Una auditoría energética analiza cómo entra, circula y se consume la energía en una instalación, e identifica dónde puede reducirse ese consumo. Es el paso previo razonable a cualquier inversión en eficiencia, porque sin ella se acaba actuando sobre lo más visible en lugar de sobre lo que más pesa.
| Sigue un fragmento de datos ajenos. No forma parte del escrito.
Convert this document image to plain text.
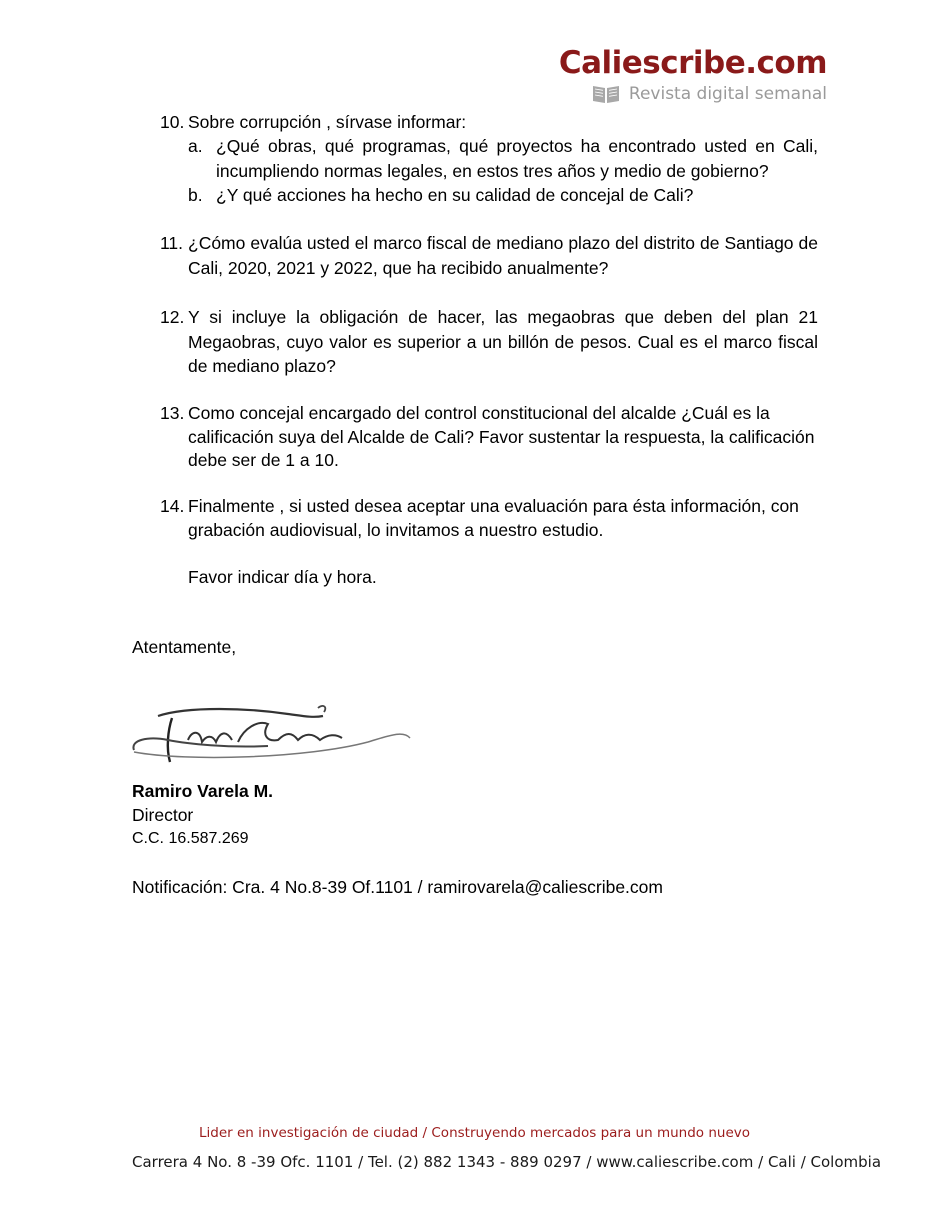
Caliescribe.com
Revista digital semanal
10. Sobre corrupción , sírvase informar:
a. ¿Qué obras, qué programas, qué proyectos ha encontrado usted en Cali, incumpliendo normas legales, en estos tres años y medio de gobierno?
b. ¿Y qué acciones ha hecho en su calidad de concejal de Cali?
11. ¿Cómo evalúa usted el marco fiscal de mediano plazo del distrito de Santiago de Cali, 2020, 2021 y 2022, que ha recibido anualmente?
12. Y si incluye la obligación de hacer, las megaobras que deben del plan 21 Megaobras, cuyo valor es superior a un billón de pesos. Cual es el marco fiscal de mediano plazo?
13. Como concejal encargado del control constitucional del alcalde ¿Cuál es la calificación suya del Alcalde de Cali? Favor sustentar la respuesta, la calificación debe ser de 1 a 10.
14. Finalmente , si usted desea aceptar una evaluación para ésta información, con grabación audiovisual, lo invitamos a nuestro estudio.
Favor indicar día y hora.
Atentamente,
Ramiro Varela M.
Director
C.C. 16.587.269
Notificación: Cra. 4 No.8-39 Of.1101 / ramirovarela@caliescribe.com
Lider en investigación de ciudad / Construyendo mercados para un mundo nuevo
Carrera 4 No. 8 -39 Ofc. 1101 / Tel. (2) 882 1343 - 889 0297 / www.caliescribe.com / Cali / Colombia
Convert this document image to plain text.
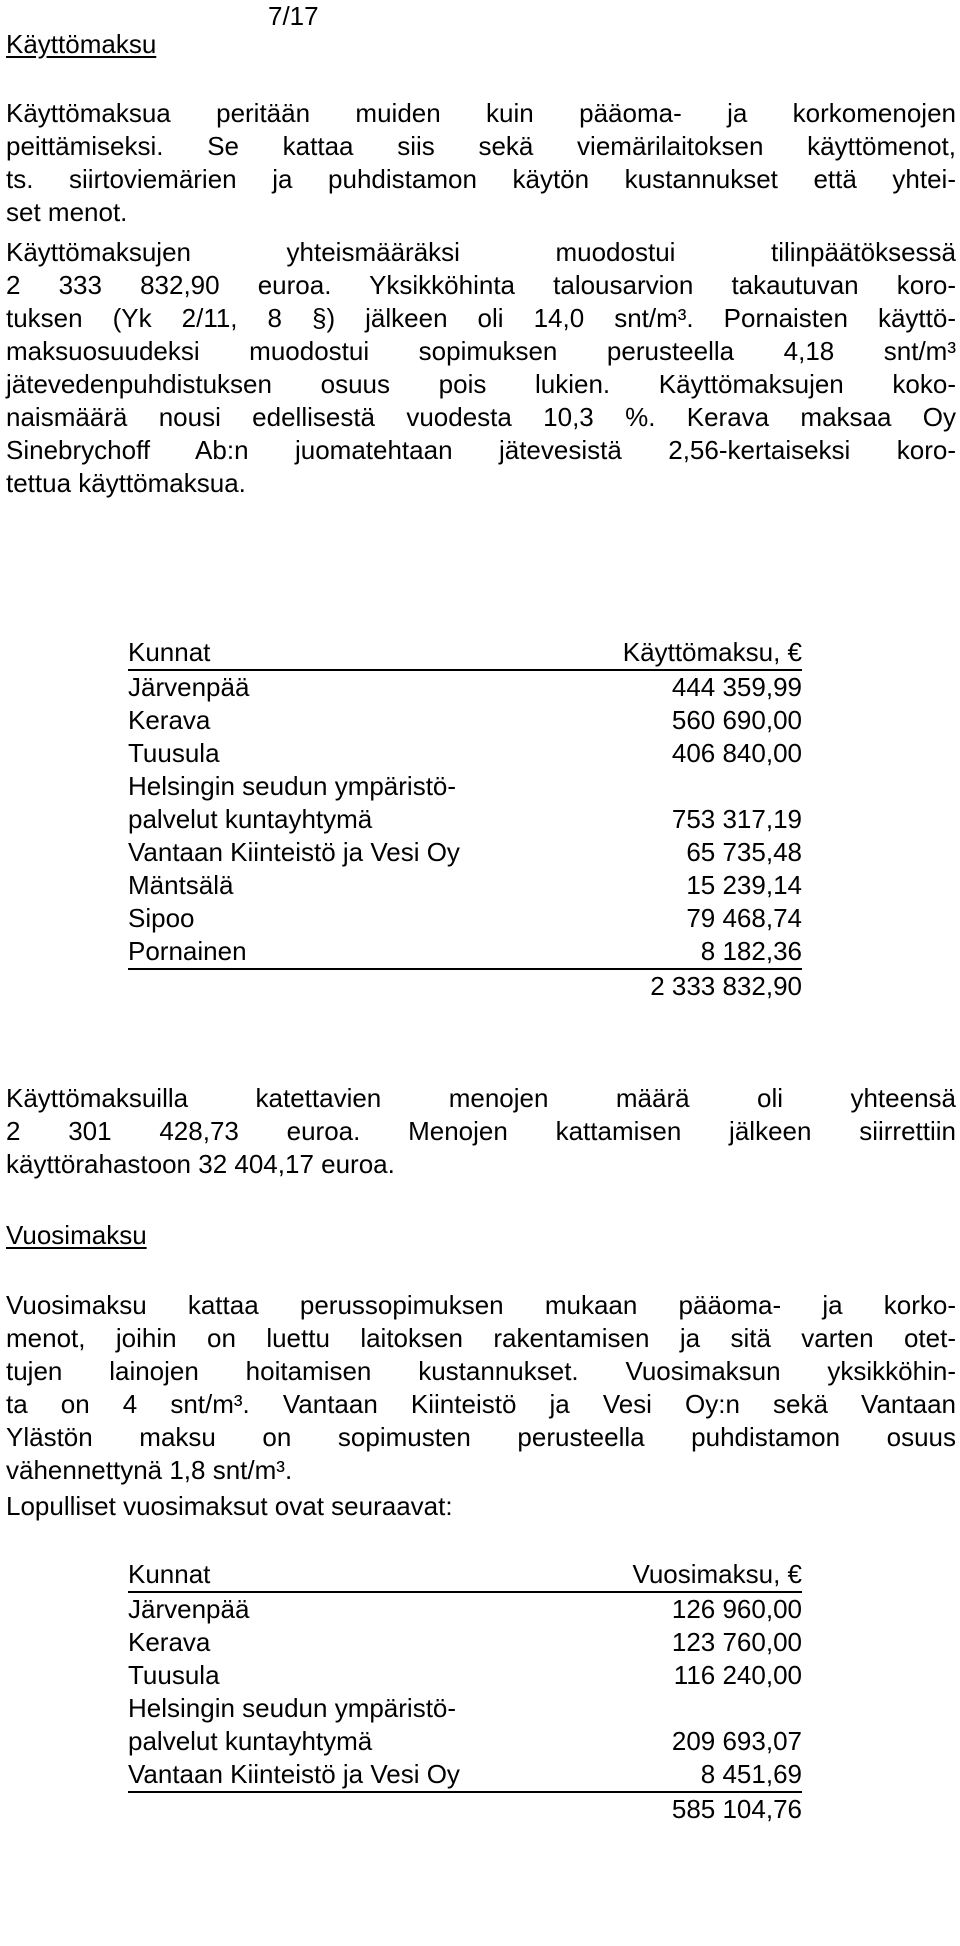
7/17
Käyttömaksu
Käyttömaksua peritään muiden kuin pääoma- ja korkomenojen
peittämiseksi. Se kattaa siis sekä viemärilaitoksen käyttömenot,
ts. siirtoviemärien ja puhdistamon käytön kustannukset että yhtei-
set menot.
Käyttömaksujen yhteismääräksi muodostui tilinpäätöksessä
2 333 832,90 euroa. Yksikköhinta talousarvion takautuvan koro-
tuksen (Yk 2/11, 8 §) jälkeen oli 14,0 snt/m³. Pornaisten käyttö-
maksuosuudeksi muodostui sopimuksen perusteella 4,18 snt/m³
jätevedenpuhdistuksen osuus pois lukien. Käyttömaksujen koko-
naismäärä nousi edellisestä vuodesta 10,3 %. Kerava maksaa Oy
Sinebrychoff Ab:n juomatehtaan jätevesistä 2,56-kertaiseksi koro-
tettua käyttömaksua.
Kunnat	Käyttömaksu, €
Järvenpää	444 359,99
Kerava	560 690,00
Tuusula	406 840,00
Helsingin seudun ympäristö-
palvelut kuntayhtymä	753 317,19
Vantaan Kiinteistö ja Vesi Oy	65 735,48
Mäntsälä	15 239,14
Sipoo	79 468,74
Pornainen	8 182,36
2 333 832,90
Käyttömaksuilla katettavien menojen määrä oli yhteensä
2 301 428,73 euroa. Menojen kattamisen jälkeen siirrettiin
käyttörahastoon 32 404,17 euroa.
Vuosimaksu
Vuosimaksu kattaa perussopimuksen mukaan pääoma- ja korko-
menot, joihin on luettu laitoksen rakentamisen ja sitä varten otet-
tujen lainojen hoitamisen kustannukset. Vuosimaksun yksikköhin-
ta on 4 snt/m³. Vantaan Kiinteistö ja Vesi Oy:n sekä Vantaan
Ylästön maksu on sopimusten perusteella puhdistamon osuus
vähennettynä 1,8 snt/m³.
Lopulliset vuosimaksut ovat seuraavat:
Kunnat	Vuosimaksu, €
Järvenpää	126 960,00
Kerava	123 760,00
Tuusula	116 240,00
Helsingin seudun ympäristö-
palvelut kuntayhtymä	209 693,07
Vantaan Kiinteistö ja Vesi Oy	8 451,69
585 104,76
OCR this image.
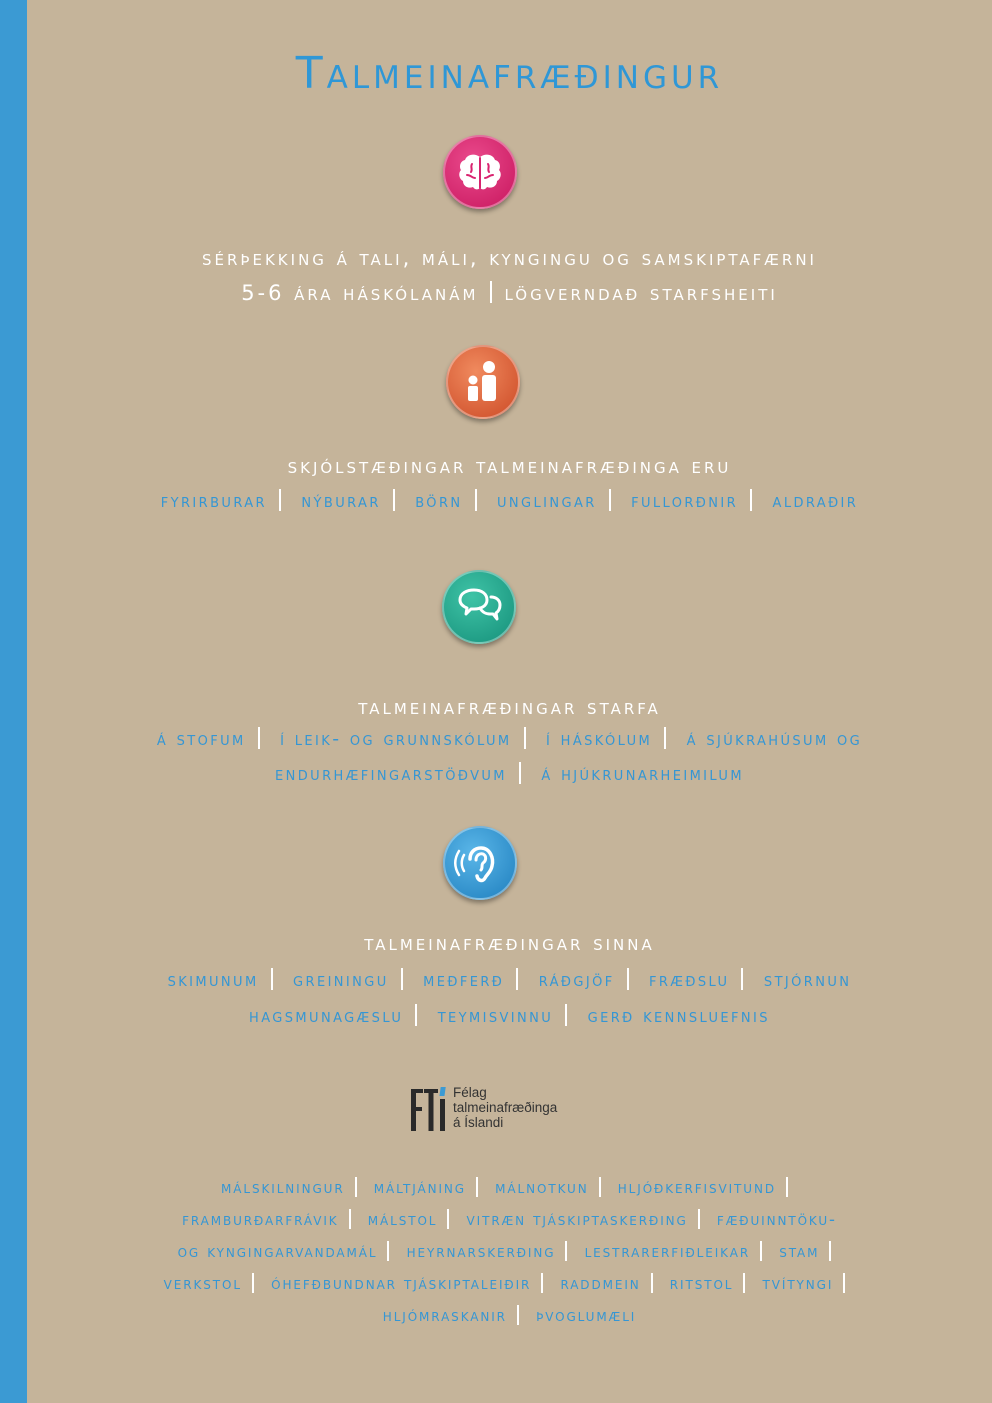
Talmeinafræðingur
sérþekking á tali, máli, kyngingu og samskiptafærni
5-6 ára háskólanám lögverndað starfsheiti
skjólstæðingar talmeinafræðinga eru
fyrirburar nýburar börn unglingar fullorðnir aldraðir
talmeinafræðingar starfa
á stofum í leik- og grunnskólum í háskólum á sjúkrahúsum og
endurhæfingarstöðvum á hjúkrunarheimilum
talmeinafræðingar sinna
skimunum greiningu meðferð ráðgjöf fræðslu stjórnun
hagsmunagæslu teymisvinnu gerð kennsluefnis
Félag
talmeinafræðinga
á Íslandi
málskilningur máltjáning málnotkun hljóðkerfisvitund
framburðarfrávik málstol vitræn tjáskiptaskerðing fæðuinntöku-
og kyngingarvandamál heyrnarskerðing lestrarerfiðleikar stam
verkstol óhefðbundnar tjáskiptaleiðir raddmein ritstol tvítyngi
hljómraskanir þvoglumæli
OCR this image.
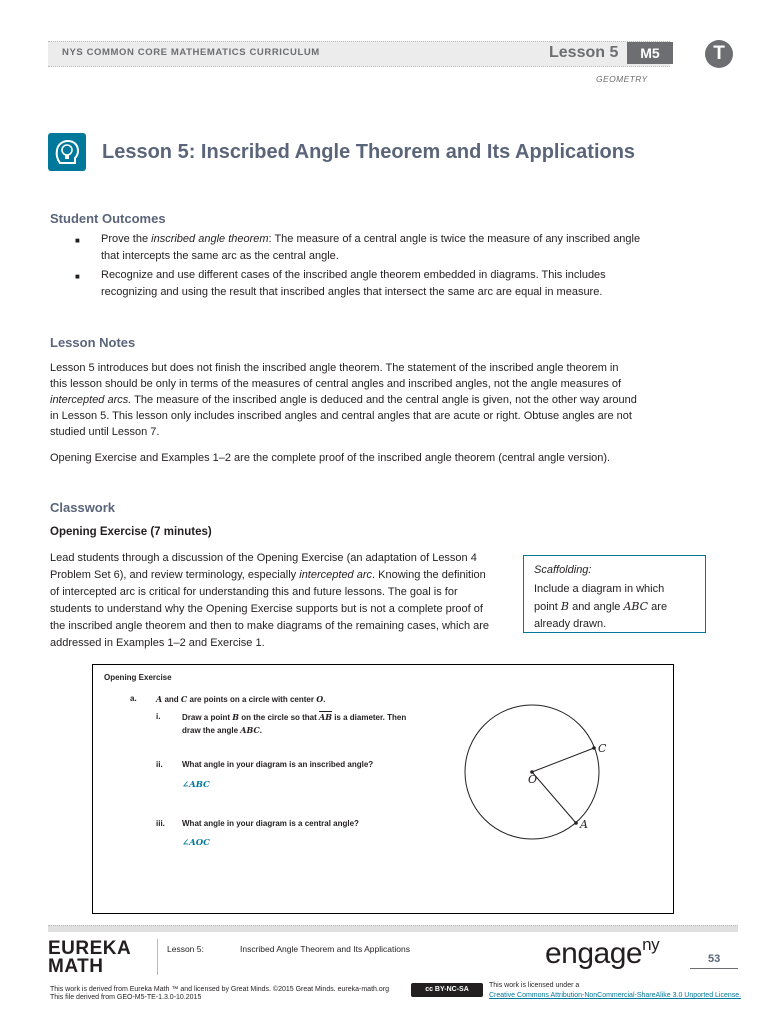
NYS COMMON CORE MATHEMATICS CURRICULUM	Lesson 5	M5	T
GEOMETRY
Lesson 5: Inscribed Angle Theorem and Its Applications
Student Outcomes
■ Prove the inscribed angle theorem: The measure of a central angle is twice the measure of any inscribed angle
that intercepts the same arc as the central angle.
■ Recognize and use different cases of the inscribed angle theorem embedded in diagrams. This includes
recognizing and using the result that inscribed angles that intersect the same arc are equal in measure.
Lesson Notes
Lesson 5 introduces but does not finish the inscribed angle theorem. The statement of the inscribed angle theorem in
this lesson should be only in terms of the measures of central angles and inscribed angles, not the angle measures of
intercepted arcs. The measure of the inscribed angle is deduced and the central angle is given, not the other way around
in Lesson 5. This lesson only includes inscribed angles and central angles that are acute or right. Obtuse angles are not
studied until Lesson 7.
Opening Exercise and Examples 1–2 are the complete proof of the inscribed angle theorem (central angle version).
Classwork
Opening Exercise (7 minutes)
Lead students through a discussion of the Opening Exercise (an adaptation of Lesson 4
Problem Set 6), and review terminology, especially intercepted arc. Knowing the definition
of intercepted arc is critical for understanding this and future lessons. The goal is for
students to understand why the Opening Exercise supports but is not a complete proof of
the inscribed angle theorem and then to make diagrams of the remaining cases, which are
addressed in Examples 1–2 and Exercise 1.
Scaffolding:
Include a diagram in which
point B and angle ABC are
already drawn.
Opening Exercise
a. A and C are points on a circle with center O.
i.	Draw a point B on the circle so that $\overline{AB}$ is a diameter. Then
draw the angle ABC.
ii. What angle in your diagram is an inscribed angle?
∠ABC
iii. What angle in your diagram is a central angle?
∠AOC
C
O
A
EUREKA
MATH
Lesson 5:	Inscribed Angle Theorem and Its Applications	engage$^{ny}$
53
This work is derived from Eureka Math ™ and licensed by Great Minds. ©2015 Great Minds. eureka-math.org
This file derived from GEO-M5-TE-1.3.0-10.2015
cc BY-NC-SA
This work is licensed under a
Creative Commons Attribution-NonCommercial-ShareAlike 3.0 Unported License.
Pero «auditoría energética» designa trabajos de profundidad muy distinta. Conviene saber cuál se está pidiendo.
Cómo se desarrolla
Cualquier auditoría, sea del nivel que sea, sigue tres fases:
- Recogida de datos. Facturas, contratos de suministro, inventario de equipos, horarios de funcionamiento, registros de producción.
- Medición. Instalación de equipos de medida en los puntos relevantes durante un periodo representativo. Es la fase que distingue una auditoría real de una revisión documental.
- Análisis e informe. Reparto del consumo por uso, identificación de medidas y evaluación de cada una con su inversión, su ahorro estimado y su plazo de retorno.
Los cuatro niveles
Nivel 0: contraste con referencias
Compara el consumo global de la instalación con el de instalaciones equivalentes del sector, normalizado por una variable significativa: producción, superficie, número de ocupantes.
Qué entrega: una respuesta a «¿consumimos mucho?». Si el consumo específico está muy por encima de la referencia, hay margen; si está en línea, el margen será menor y localizado.
Coste: muy bajo, solo requiere datos de facturación y producción.
Para qué sirve: para decidir si merece la pena seguir. No identifica ninguna medida concreta.
Nivel I: auditoría de inspección
Incluye una visita a la instalación, revisión de facturas y contratos, inventario de los equipos principales y entrevistas con el personal de operación y mantenimiento.
Qué entrega: un reparto aproximado del consumo por uso, la identificación de las medidas de bajo coste —ajuste de potencia contratada, corrección del factor de potencia, iluminación, fugas de aire comprimido, ajuste de consignas— y una lista de puntos que merecen análisis más detallado.
Para qué sirve: es el nivel adecuado para una primera actuación. Las medidas que identifica suelen tener retorno rápido y no requieren estudio adicional.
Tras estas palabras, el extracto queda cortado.